IN FOCUS 40 YEARS
Anastos looks back on his biggest stories
Veteran TV newsman Ernie Anastos reported a lot of stories in 2018, but the Fox 5 anchor is living a tale of his own as he winds down his 40th year of broadcasting over New York City’s airwaves.
“You know, it’s amazing,” the multiple Emmy-winner told the Daily News. “It’s a positive affirmation of my purpose in life. I meet people on the street who watched me and now their kids are growing up watching me.”
Anastos, 75, started his career bouncing around Boston, Chicago and Providence in the 1970s before landing at WABC’s “Eyewitness News” in 1978 next to his “good friend” Rose Ann Scamardella, who inspired Gilda Radner’s famed “Roseanne Roseannadanna” character on “Saturday Night Live.”
Just a few weeks into the job, Anastos got his first big scoop — a courthouse interview with Vogue model Melanie Cain, who was at the center of a love triangle that ended in the murder of her pub owner fiancé at the hands of a horse trainer to whom she’d also been romantically linked.
“They put me on it and said, ‘Hey can you do something with this?” he recalled. “I’d only been in New York maybe a month — to cut a long story short, I got an exclusive interview. That story put me on the map.”
In January 1979, Anastos struck gold again with another huge scoop.
“I was the only reporter (around) when (former U.S. Vice President) Nelson Rockefeller died — that particular night he had a heart attack and they brought him to Lenox Hill hospital,” he recalled. “I ran to the hospital and got an exclusive.”
Reporting on the Sept. 11, 2001, terror attacks stands out as the most poignant series of stories Anastos has done, which profoundly affected the good-natured anchor.
“Over the years there have been papal visits, World Series, Super Bowls, New Year’s Eves, but the story that really changed me the most, and was the most painful and significant in my career, was 9/11 and how we responded as a city and as a family and a country,” he said.
Anastos held it together on the air night after night, but the horror caught up with him when the cameras stopped rolling.
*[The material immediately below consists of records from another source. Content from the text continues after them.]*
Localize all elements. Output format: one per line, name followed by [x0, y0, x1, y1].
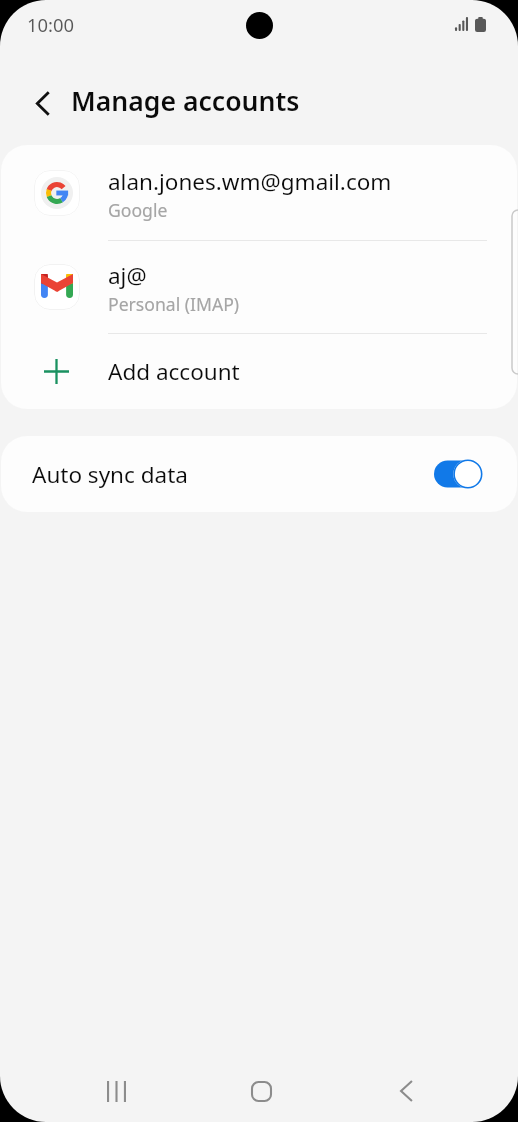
button[interactable]: Back	[376, 1061, 436, 1121]
button[interactable]: Navigate up	[20, 81, 65, 126]
staticText: aj@	[108, 260, 147, 291]
staticText: 10:00	[27, 12, 75, 37]
staticText: Auto sync data	[32, 459, 188, 490]
button[interactable]: aj@	[1, 240, 517, 333]
staticText: Personal (IMAP)	[108, 292, 240, 316]
staticText: alan.jones.wm@gmail.com	[108, 166, 392, 197]
button[interactable]: Home	[231, 1061, 291, 1121]
button[interactable]: Auto sync data	[1, 436, 517, 512]
button[interactable]: alan.jones.wm@gmail.com	[1, 145, 517, 240]
staticText: Google	[108, 198, 168, 222]
button[interactable]: Add account	[1, 333, 517, 409]
staticText: Manage accounts	[71, 83, 300, 119]
staticText: Add account	[108, 356, 240, 387]
button[interactable]: Recent apps	[86, 1061, 146, 1121]
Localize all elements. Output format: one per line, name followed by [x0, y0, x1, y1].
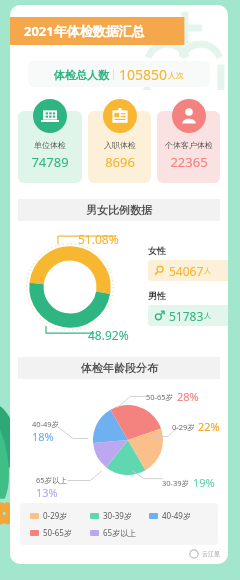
button[interactable]: 2021年体检数据汇总	[10, 17, 228, 45]
button[interactable]: 40-49岁	[149, 510, 208, 521]
other: Male	[154, 310, 165, 321]
staticText: 单位体检	[34, 140, 66, 150]
button[interactable]: 65岁以上	[90, 527, 149, 538]
button[interactable]: 体检总人数	[28, 61, 210, 87]
staticText: 男女比例数据	[86, 203, 152, 217]
staticText: 女性	[148, 245, 166, 256]
staticText: 74789	[31, 153, 69, 171]
staticText: 男性	[148, 290, 166, 301]
staticText: 28%	[177, 389, 199, 404]
staticText: 入职体检	[104, 140, 136, 150]
staticText: 40-49岁	[32, 419, 60, 429]
staticText: 0-29岁	[172, 422, 195, 432]
staticText: 50-65岁	[43, 527, 72, 538]
staticText: 体检年龄段分布	[81, 361, 158, 375]
staticText: 40-49岁	[162, 510, 191, 521]
staticText: 人	[204, 266, 211, 275]
button[interactable]: 入职体检	[88, 99, 151, 183]
staticText: 30-39岁	[162, 478, 190, 488]
button[interactable]: 个体客户体检	[157, 99, 220, 183]
staticText: 65岁以上	[103, 527, 137, 538]
staticText: 51.08%	[78, 231, 119, 247]
staticText: 人	[204, 311, 211, 320]
staticText: 18%	[32, 429, 54, 444]
staticText: 云江昱	[202, 550, 220, 558]
staticText: 个体客户体检	[165, 140, 213, 150]
staticText: 54067	[169, 263, 204, 279]
staticText: 13%	[36, 485, 58, 500]
staticText: 48.92%	[88, 327, 129, 343]
staticText: 19%	[193, 475, 215, 490]
staticText: 0-29岁	[43, 510, 68, 521]
staticText: 人次	[168, 70, 184, 80]
button[interactable]: 0-29岁	[30, 510, 90, 521]
staticText: 65岁以上	[36, 475, 68, 485]
staticText: 体检总人数	[54, 68, 109, 82]
staticText: 105850	[119, 65, 168, 84]
button[interactable]: 50-65岁	[30, 527, 90, 538]
staticText: 50-65岁	[146, 392, 174, 402]
staticText: 51783	[169, 308, 204, 324]
other: Female	[154, 265, 165, 276]
staticText: 22%	[198, 419, 220, 434]
button[interactable]: 30-39岁	[90, 510, 149, 521]
staticText: 2021年体检数据汇总	[24, 22, 145, 40]
staticText: 30-39岁	[103, 510, 132, 521]
button[interactable]: 单位体检	[18, 99, 82, 183]
button[interactable]: Female	[148, 260, 228, 281]
button[interactable]: Male	[148, 305, 228, 326]
staticText: 22365	[170, 153, 208, 171]
staticText: 8696	[105, 153, 135, 171]
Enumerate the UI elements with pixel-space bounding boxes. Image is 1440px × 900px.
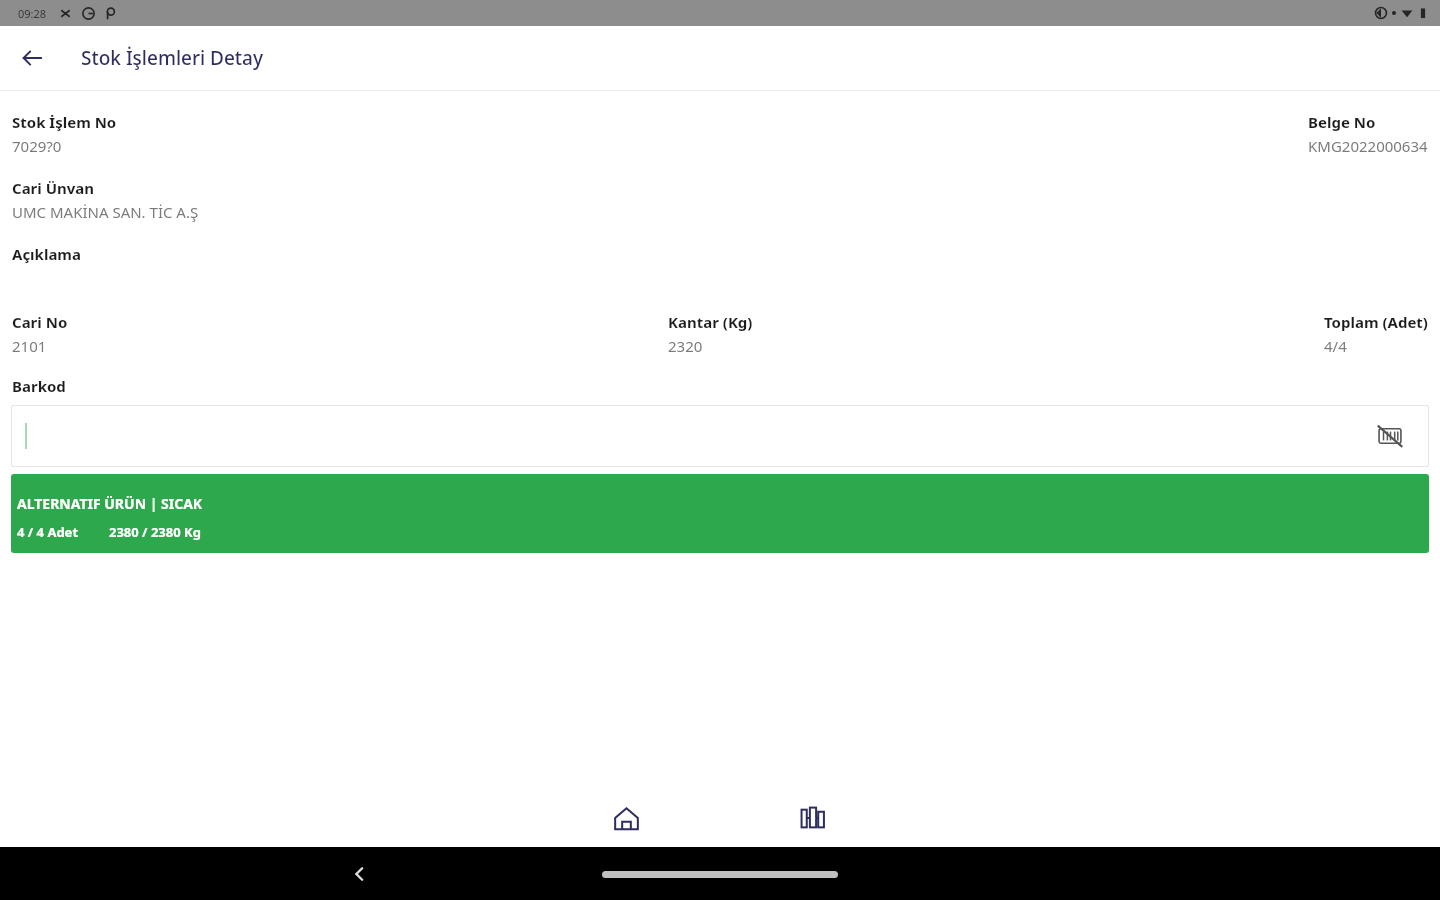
staticText: 2380 / 2380 Kg [109,523,201,541]
staticText: 2320 [668,336,703,356]
button[interactable]: Warehouse [787,792,839,844]
staticText: UMC MAKİNA SAN. TİC A.Ş [12,202,199,222]
staticText: Stok İşlemleri Detay [81,45,264,71]
staticText: KMG2022000634 [1308,136,1428,156]
staticText: 2101 [12,336,47,356]
staticText: Barkod [12,376,66,396]
staticText: Belge No [1308,112,1376,132]
button[interactable]: Back [338,852,382,896]
button[interactable]: Barcode scanner off [1373,419,1407,453]
staticText: Stok İşlem No [12,112,117,132]
staticText: Cari No [12,312,68,332]
staticText: 7029?0 [12,136,62,156]
staticText: ALTERNATIF ÜRÜN | SICAK [17,494,203,513]
staticText: Kantar (Kg) [668,312,753,332]
button[interactable]: Back [10,36,54,80]
staticText: 4/4 [1324,336,1347,356]
button[interactable]: Home gesture [602,871,838,878]
button[interactable]: Barcode scanner off [11,405,1429,467]
staticText: Toplam (Adet) [1324,312,1428,332]
button[interactable]: Home [600,792,652,844]
staticText: Açıklama [12,244,81,264]
button[interactable]: ALTERNATIF ÜRÜN | SICAK [11,474,1429,553]
staticText: 4 / 4 Adet [17,523,79,541]
staticText: 09:28 [18,6,47,21]
staticText: Cari Ünvan [12,178,95,198]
“When we were on the air we kept doing our job,” he said. “Then one time I went into my office, this had to be two weeks in, and I was talking with someone ... about what had transpired and I lost it,” Anastos said. “I didn’t lose it on the air, but I lost it in conversation. All of that emotion built up in me.”
Anastos still has a chunk of glass from one of the twin towers’ windows that a fireman gave to him at the site of the fallen skyscrapers. When he attempted to tell a charity event crowd about that piece of glass a couple of years later, he broke down again.
“I couldn’t go on,” Anastos recalled. “I really had to stop and catch my composure.”